MEL, which conducts statewide monitoring and surveillance of mosquitoes and ticks, is actively gathering information on the tiger mosquito’s invasion biology to help inform the species’ tracking and control and to improve the detection and prevention of mosquito-borne diseases.  

A 2020 study by MEL director Chris Stone and colleagues drew on data from a variety of sources to examine the first 30 years (1986–2015) of the tiger mosquito’s invasion of Illinois. The research team reported that by 2015 the tiger mosquito had been observed in 40 of Illinois’ 102 counties, with the majority of occurrences in the southern two-thirds of the state. The species was also detected in Cook County in 1987, though no additional sightings were reported until 2016.

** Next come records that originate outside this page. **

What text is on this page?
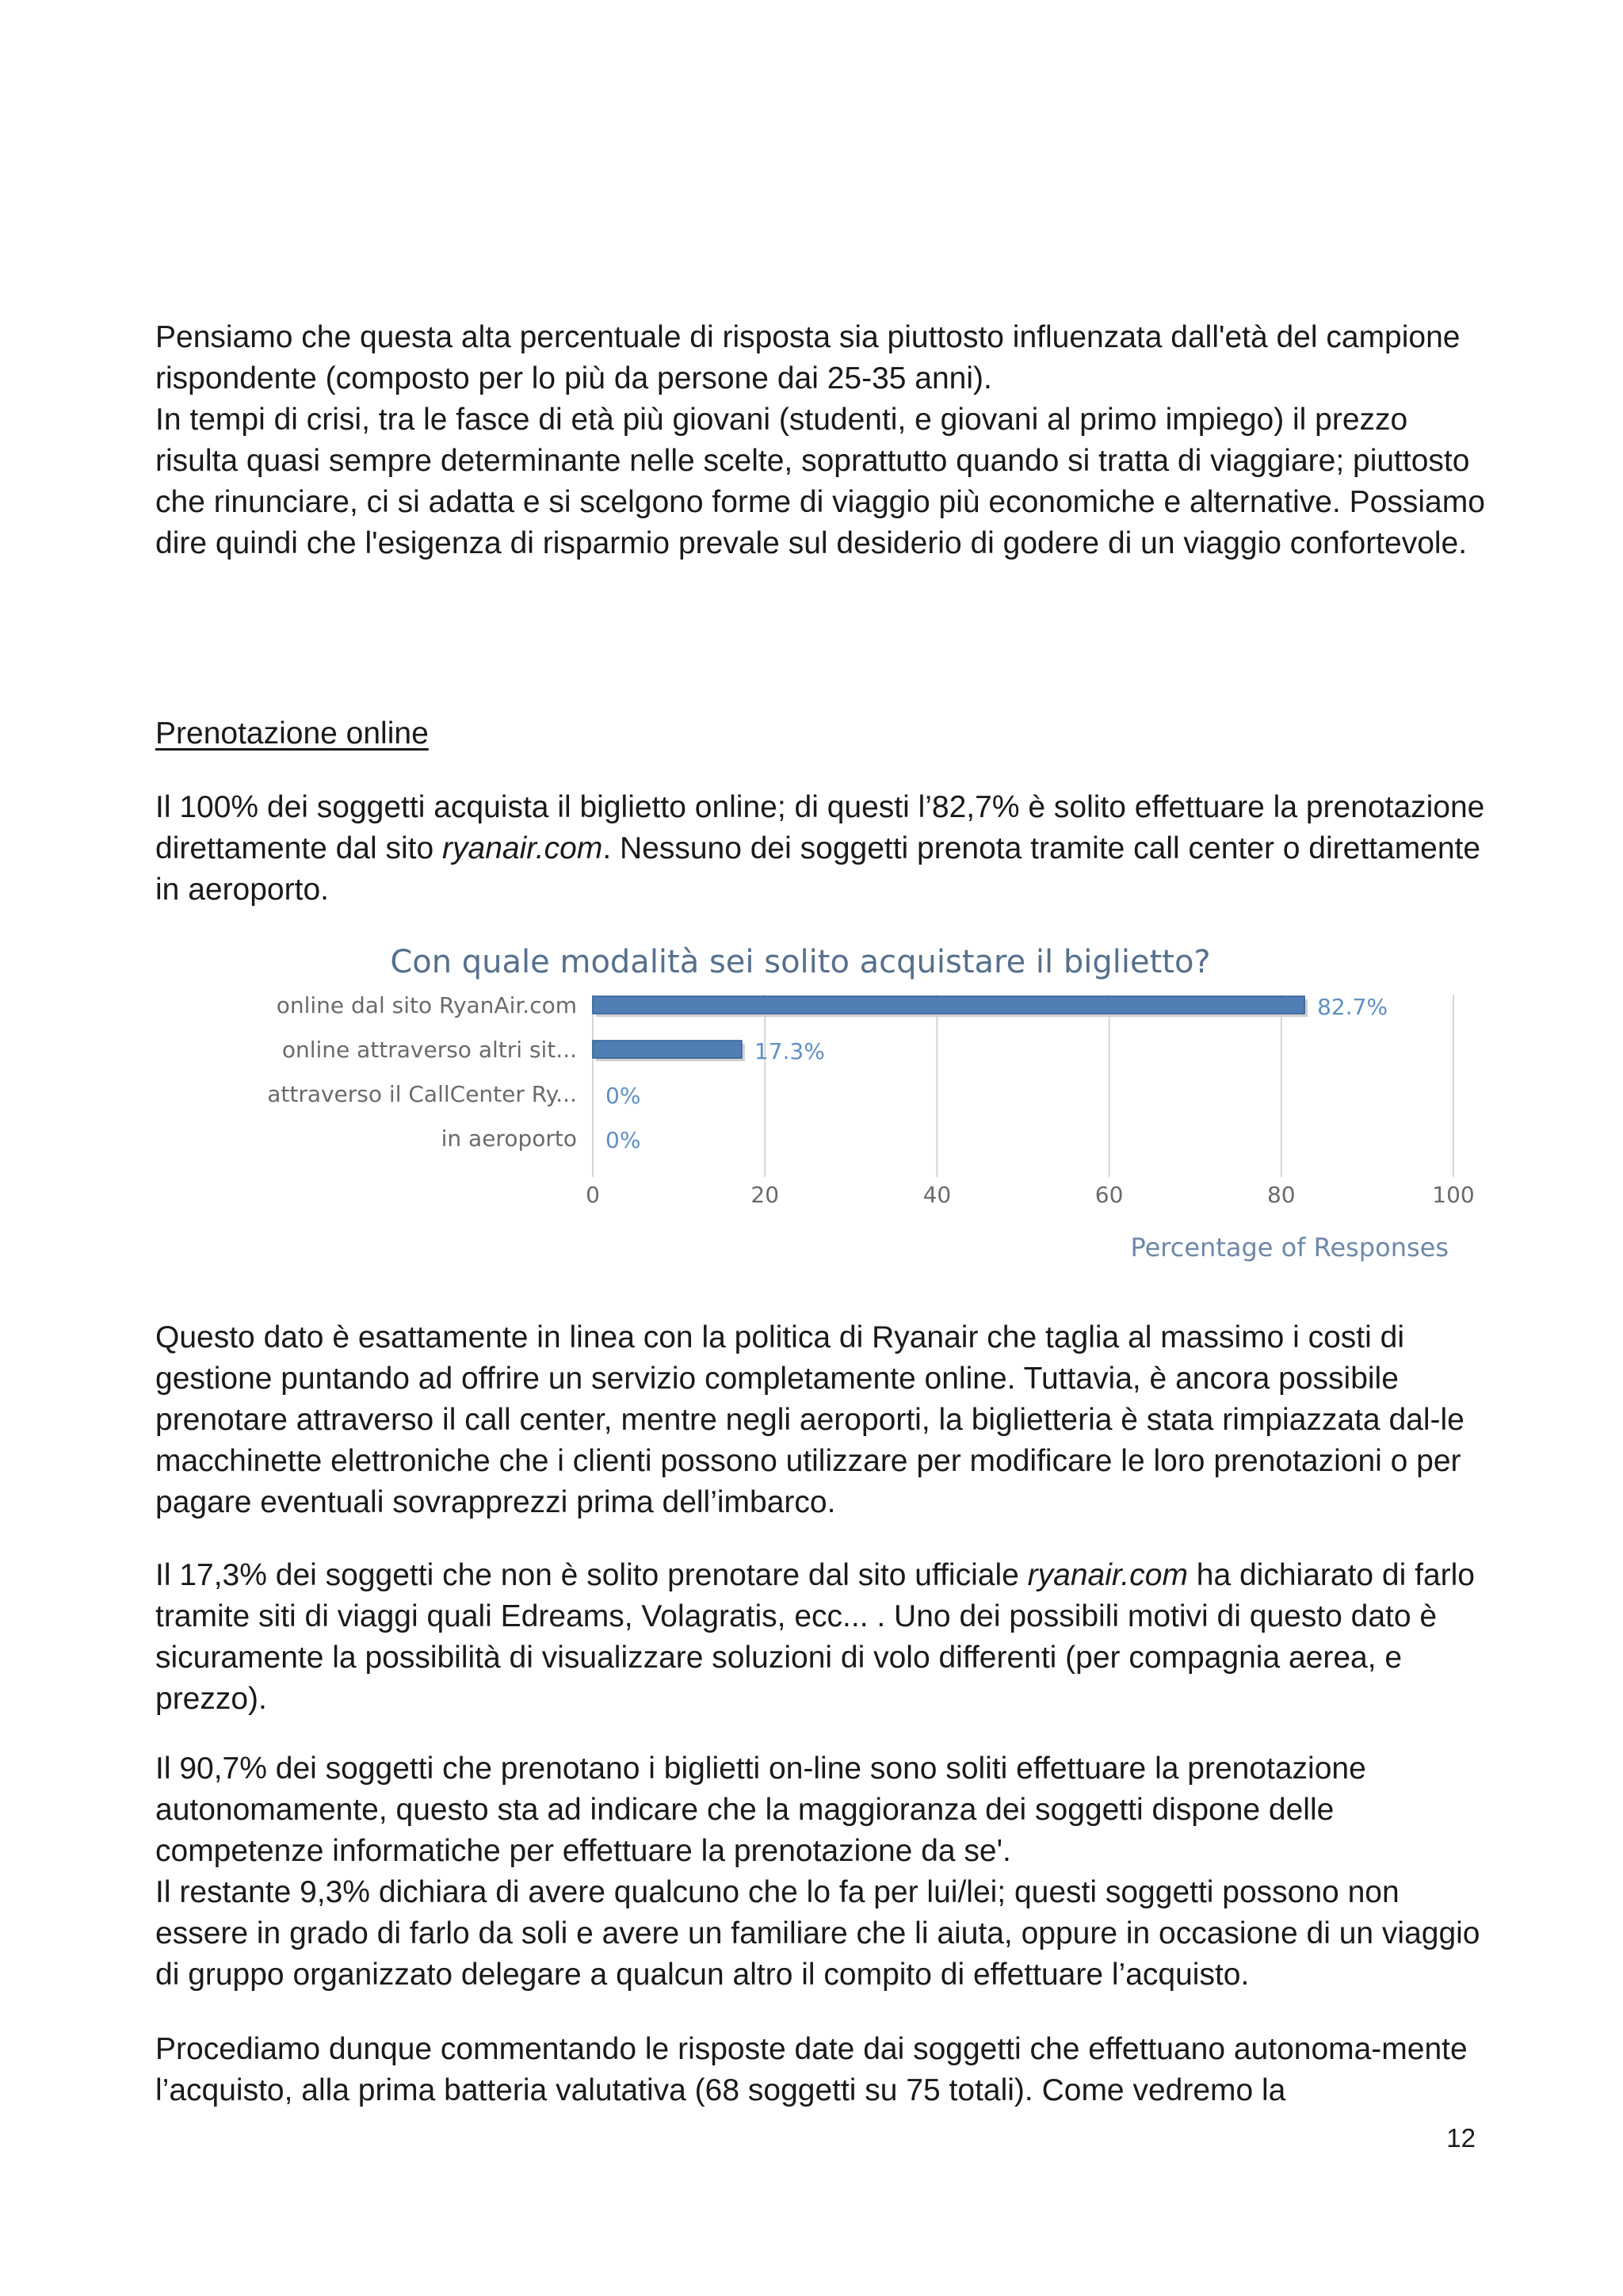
Pensiamo che questa alta percentuale di risposta sia piuttosto influenzata dall'età del campione rispondente (composto per lo più da persone dai 25-35 anni).

In tempi di crisi, tra le fasce di età più giovani (studenti, e giovani al primo impiego) il prezzo risulta quasi sempre determinante nelle scelte, soprattutto quando si tratta di viaggiare; piuttosto che rinunciare, ci si adatta e si scelgono forme di viaggio più economiche e alternative. Possiamo dire quindi che l'esigenza di risparmio prevale sul desiderio di godere di un viaggio confortevole.

Prenotazione online

Il 100% dei soggetti acquista il biglietto online; di questi l’82,7% è solito effettuare la prenotazione direttamente dal sito ryanair.com. Nessuno dei soggetti prenota tramite call center o direttamente in aeroporto.

Con quale modalità sei solito acquistare il biglietto?
online dal sito RyanAir.com
online attraverso altri sit...
attraverso il CallCenter Ry...
in aeroporto
82.7%
17.3%
0%
0%
0	20	40	60	80	100
Percentage of Responses

Questo dato è esattamente in linea con la politica di Ryanair che taglia al massimo i costi di gestione puntando ad offrire un servizio completamente online. Tuttavia, è ancora possibile prenotare attraverso il call center, mentre negli aeroporti, la biglietteria è stata rimpiazzata dal-le macchinette elettroniche che i clienti possono utilizzare per modificare le loro prenotazioni o per pagare eventuali sovrapprezzi prima dell’imbarco.

Il 17,3% dei soggetti che non è solito prenotare dal sito ufficiale ryanair.com ha dichiarato di farlo tramite siti di viaggi quali Edreams, Volagratis, ecc... . Uno dei possibili motivi di questo dato è sicuramente la possibilità di visualizzare soluzioni di volo differenti (per compagnia aerea, e prezzo).

Il 90,7% dei soggetti che prenotano i biglietti on-line sono soliti effettuare la prenotazione autonomamente, questo sta ad indicare che la maggioranza dei soggetti dispone delle competenze informatiche per effettuare la prenotazione da se'.

Il restante 9,3% dichiara di avere qualcuno che lo fa per lui/lei; questi soggetti possono non essere in grado di farlo da soli e avere un familiare che li aiuta, oppure in occasione di un viaggio di gruppo organizzato delegare a qualcun altro il compito di effettuare l’acquisto.

Procediamo dunque commentando le risposte date dai soggetti che effettuano autonoma-mente l’acquisto, alla prima batteria valutativa (68 soggetti su 75 totali). Come vedremo la

12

MEL field surveys in 2016 and 2017 revealed that the tiger mosquito has become established in nine additional counties in southeastern Illinois. These findings were published in Frontiers in Public Health in 2022

The tiger mosquito is continuing to spread and increase in abundance, said Stone, based on data he’s seeing from MEL, health departments, and mosquito abatement districts. 

Aside from documenting distribution, the 2020 and 2022 MEL studies also investigated how the tiger mosquito is managing to spread and persist within Illinois, a state with relatively cold winter temperatures that might prevent the mosquitoes from surviving throughout the year. 

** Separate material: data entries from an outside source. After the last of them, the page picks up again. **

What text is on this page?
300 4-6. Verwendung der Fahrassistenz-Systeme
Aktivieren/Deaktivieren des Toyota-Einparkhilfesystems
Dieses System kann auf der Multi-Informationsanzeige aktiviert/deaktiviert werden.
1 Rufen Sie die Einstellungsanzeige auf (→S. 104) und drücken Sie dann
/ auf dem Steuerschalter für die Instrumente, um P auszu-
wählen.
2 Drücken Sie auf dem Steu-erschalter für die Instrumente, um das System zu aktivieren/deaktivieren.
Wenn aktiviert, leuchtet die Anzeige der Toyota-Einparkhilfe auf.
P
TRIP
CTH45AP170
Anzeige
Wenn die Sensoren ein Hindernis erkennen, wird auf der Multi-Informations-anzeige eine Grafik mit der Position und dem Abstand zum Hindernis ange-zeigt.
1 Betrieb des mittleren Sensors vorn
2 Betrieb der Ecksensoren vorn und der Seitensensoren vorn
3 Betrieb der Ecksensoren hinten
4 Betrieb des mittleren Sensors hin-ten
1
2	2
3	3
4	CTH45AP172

Data from the 2020 study indicate that some Illinois counties are likely experiencing repeated annual introductions from neighboring counties, increasing the probability that the tiger mosquito will become successfully established further northward over time. Further, genetic data suggest that the tiger mosquito has been introduced to Illinois multiple times from different places and new introductions from outside Illinois could still be occurring.  

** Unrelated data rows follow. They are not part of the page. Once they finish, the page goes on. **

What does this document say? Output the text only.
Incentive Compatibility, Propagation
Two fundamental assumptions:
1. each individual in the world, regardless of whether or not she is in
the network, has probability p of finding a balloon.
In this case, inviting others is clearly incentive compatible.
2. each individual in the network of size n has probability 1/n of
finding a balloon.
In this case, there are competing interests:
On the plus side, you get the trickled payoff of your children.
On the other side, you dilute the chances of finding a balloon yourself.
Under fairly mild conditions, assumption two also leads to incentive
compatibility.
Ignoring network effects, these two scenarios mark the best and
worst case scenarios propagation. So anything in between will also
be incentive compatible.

Habitat preference may also play a part.  

MEL’s 2022 study looked at how mosquito communities vary across different habitat types within 17 southeastern Illinois counties. The study showed that the tiger mosquito typically inhabits urban landscapes—areas that tend to have slightly warmer winter temperatures than adjacent rural locations due to abundant roads and concrete. Urban areas also offer prime overwintering habitats like subways and sewer corridors.

mosquito larvae suspended in water

Tiger mosquito larvae.

Unfortunately, we do not have a silver bullet for controlling container-breeding species like the tiger mosquito, said Holly Tuten, MEL vector ecologist.

Tiger mosquitoes can be difficult to control as larvae due to their use of cryptic and dispersed habitats. Further, the adults are most active during the day rather than after dusk, when insecticides targeting West Nile virus vectors are more likely to be used.

Insecticide resistance could also pose a problem. 

MEL, in collaboration with IDPH, has been gathering baseline data on insecticide resistance among mosquito species found in Illinois since 2017. When MEL looked at levels of insecticide resistance in the tiger mosquito at the start of these studies, they found that 28% of sampled tiger mosquito populations showed signs of resistance to permethrin, a common insecticide that homeowners might purchase to use in their yards, Stone said. The lab plans to pursue updated insecticide resistance testing on the species this year. 

According to Tuten, encouraging people to get rid of standing water in containers in their yards and parks is one of our best defenses against the tiger mosquito and other container-breeding species. These containers can range in size from flower pot saucers to used tires to buckets and plastic trash, like bottles.

It is likely that the tiger mosquito will not be the last invasive, disease-causing mosquito entering Illinois. 

“Some other invasive Aedes species have just been picked up in the last few years—one in Florida, one in California. Living in this era of mass transit, it’s just going to be this continuing story of the invasion of container breeders,” Tuten said. “So it’s albopictus now, but in 10 years, we might have another ‘friend’ in the backyard.”